Für ihre Untersuchung bedienten sich die Forscher eines einfachen Versuchsaufbaus und frei verfügbarer Ressourcen. Sie ließen zwei Gruppen von insgesamt 54 Studenten auf einem virtuellen Bahnsteig gegeneinander strömen. Solange alle Fußgänger aufmerksam bei der Sache waren, bildeten sich fast sofort bevorzugte Spuren und die Gruppen passierten sich ohne große Schwierigkeiten. Bei den weiteren Durchgängen mussten jeweils drei Studenten einer Gruppe beim Gehen einfache mathematische Aufgaben auf dem Smartphone lösen. Befanden sich die „abgelenkten“ Fußgänger im hinteren Teil ihrer jeweiligen Gruppe hatten sie fast keinen Auswirkungen. Sie hatten sich einfach einem Band angeschlossen und wurden im Verkehr mitgezogen. Ganz anders war die Situation allerdings, sobald die „abgelenkten“ Fußgänger im vorderen Teil ihrer Gruppe marschierten. Denn dann versuchten zwar „nicht abgelenkte“ und „abgelenkte“ Fußgänger sich ebenfalls gegenseitig auszuweichen, da allerdings der Blick der drei „Störer“ auf die Smartphones geheftet war, wurde dadurch nur das Chaos vergrößert, weil für die Ausweichbewegungen für die anderen Versuchsteilnehmer unvorhersehbar war und es dauerte deutlich länger, bis selbst die disziplinierten Japaner effiziente Bahnen gebildet hatte. – Mit dem Ergebnis, dass die Durchschnittsgeschwindigkeit für alle sank.
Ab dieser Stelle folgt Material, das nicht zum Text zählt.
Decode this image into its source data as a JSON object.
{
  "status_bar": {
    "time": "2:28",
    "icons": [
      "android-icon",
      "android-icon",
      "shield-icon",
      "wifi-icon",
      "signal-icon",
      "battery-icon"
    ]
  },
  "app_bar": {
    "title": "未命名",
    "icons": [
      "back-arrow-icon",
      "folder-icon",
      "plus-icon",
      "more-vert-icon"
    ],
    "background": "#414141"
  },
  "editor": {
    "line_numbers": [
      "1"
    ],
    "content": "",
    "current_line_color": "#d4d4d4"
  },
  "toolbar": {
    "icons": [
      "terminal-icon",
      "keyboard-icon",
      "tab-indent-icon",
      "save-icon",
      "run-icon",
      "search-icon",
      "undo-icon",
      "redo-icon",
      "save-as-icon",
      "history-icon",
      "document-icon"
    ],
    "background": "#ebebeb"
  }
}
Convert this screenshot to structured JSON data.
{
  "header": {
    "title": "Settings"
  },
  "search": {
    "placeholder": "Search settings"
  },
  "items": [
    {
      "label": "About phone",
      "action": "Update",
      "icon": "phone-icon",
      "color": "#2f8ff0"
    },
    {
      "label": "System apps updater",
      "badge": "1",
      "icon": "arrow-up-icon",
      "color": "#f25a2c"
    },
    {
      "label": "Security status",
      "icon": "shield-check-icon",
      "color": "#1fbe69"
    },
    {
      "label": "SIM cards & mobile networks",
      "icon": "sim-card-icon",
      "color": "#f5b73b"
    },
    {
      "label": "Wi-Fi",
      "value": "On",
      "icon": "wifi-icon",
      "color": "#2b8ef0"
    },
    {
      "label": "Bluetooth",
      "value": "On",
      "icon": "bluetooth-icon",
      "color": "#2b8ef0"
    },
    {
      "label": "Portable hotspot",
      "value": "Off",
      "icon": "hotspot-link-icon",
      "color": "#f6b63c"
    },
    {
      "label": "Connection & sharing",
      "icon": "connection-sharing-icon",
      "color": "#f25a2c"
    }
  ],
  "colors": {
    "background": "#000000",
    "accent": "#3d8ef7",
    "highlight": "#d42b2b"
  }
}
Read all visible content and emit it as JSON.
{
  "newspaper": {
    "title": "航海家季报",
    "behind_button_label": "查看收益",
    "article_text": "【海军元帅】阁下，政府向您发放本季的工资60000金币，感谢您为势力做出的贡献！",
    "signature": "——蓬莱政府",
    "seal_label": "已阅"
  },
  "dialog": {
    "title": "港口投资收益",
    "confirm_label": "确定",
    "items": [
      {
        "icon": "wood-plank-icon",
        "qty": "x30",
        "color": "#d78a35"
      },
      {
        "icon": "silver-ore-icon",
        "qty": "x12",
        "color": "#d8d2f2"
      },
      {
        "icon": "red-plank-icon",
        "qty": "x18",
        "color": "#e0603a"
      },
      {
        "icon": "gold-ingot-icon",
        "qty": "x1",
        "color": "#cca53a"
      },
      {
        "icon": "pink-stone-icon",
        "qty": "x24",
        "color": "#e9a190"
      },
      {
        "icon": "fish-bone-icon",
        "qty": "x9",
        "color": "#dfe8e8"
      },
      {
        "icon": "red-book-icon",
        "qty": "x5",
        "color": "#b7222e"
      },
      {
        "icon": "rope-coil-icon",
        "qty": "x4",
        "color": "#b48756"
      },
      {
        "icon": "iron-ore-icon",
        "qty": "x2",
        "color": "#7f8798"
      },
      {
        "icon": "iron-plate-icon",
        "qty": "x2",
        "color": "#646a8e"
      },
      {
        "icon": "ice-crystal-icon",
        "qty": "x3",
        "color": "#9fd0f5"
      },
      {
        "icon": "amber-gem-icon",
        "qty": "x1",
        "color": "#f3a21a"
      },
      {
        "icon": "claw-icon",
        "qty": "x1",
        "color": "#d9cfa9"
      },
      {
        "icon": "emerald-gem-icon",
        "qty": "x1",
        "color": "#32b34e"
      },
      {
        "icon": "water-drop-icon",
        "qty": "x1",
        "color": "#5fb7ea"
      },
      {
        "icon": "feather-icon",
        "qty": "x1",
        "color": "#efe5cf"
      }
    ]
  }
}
Mit anderen Worten, ein kleines elegantes Experiment: Die vier Forscher haben ein Allerweltsproblem, abgelenkte Smartphones-User im Fußgänger-Verkehr, das wir alle intuitiv verstehen und über das wir uns oft ärgern, aufgegriffen, in eine Forschungsfrage übersetzt, daraus einen Versuchsaufbau abgeleitet, die Untersuchung durchgeführt, das Ergebnis gemessen, akribisch dokumentiert, in einige Formeln gefasst und veröffentlicht. So können nun andere Forscher hergehen, und dieses Problem auf andere Art und Weise untersuchen, womit sich das Ergebnis bestätigen oder widerlegen lässt. Zusätzlich hat die Forschergruppe Folgefragen sowie Anwendungsfelder in der Praxis wie z.B. eben Stadtplanung oder Architektur aufgezeigt, wo sich ihre Erkenntnisse verwenden lassen. Das Ganze oft genug durchgeführt, ergibt schlussendlich einen wissenschaftlichen Konsens.
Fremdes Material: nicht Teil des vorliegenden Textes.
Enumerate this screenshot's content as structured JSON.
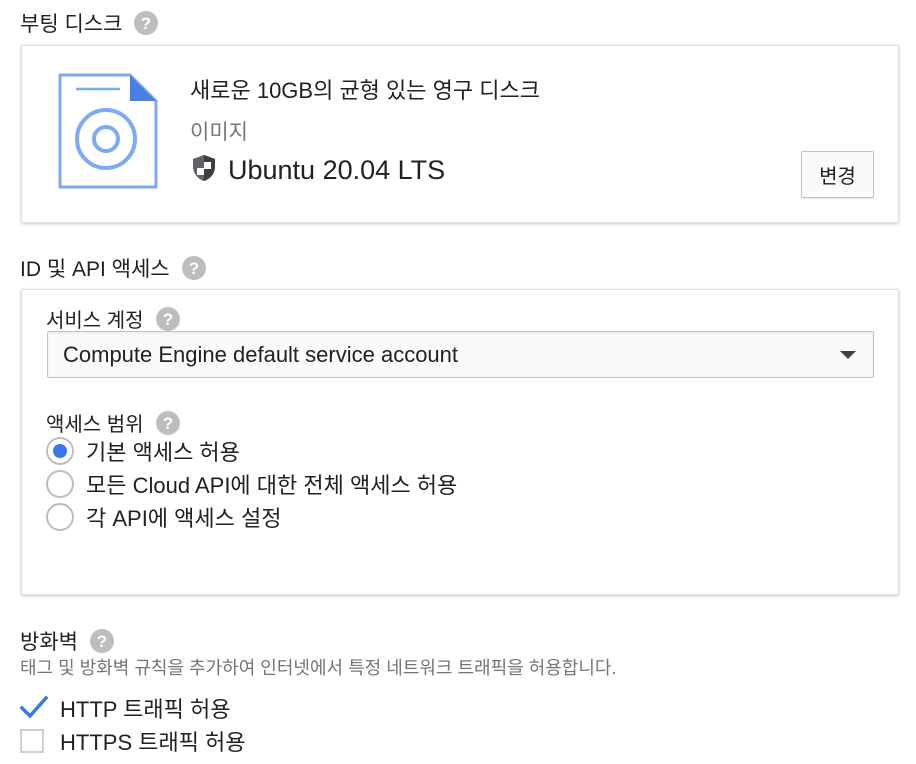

Für mich persönlich nehme ich mir mit, dass abgelenkte Smartphone-User in der morgendlichen U-Bahn sich wie Billard-Kugeln verhalten. Ich habe daher selbst einen Grund mehr, am Morgen in der U-Bahn und in der Station das Smartphone in der Tasche zu lassen, und ansonsten „abgelenkte“ Zeitgenossen weiträumig zu umgehen sind. Denn so nützlich sie auch sonst sind, in diesem Fall gilt: Smartphones vermasseln die Selbstorganisation.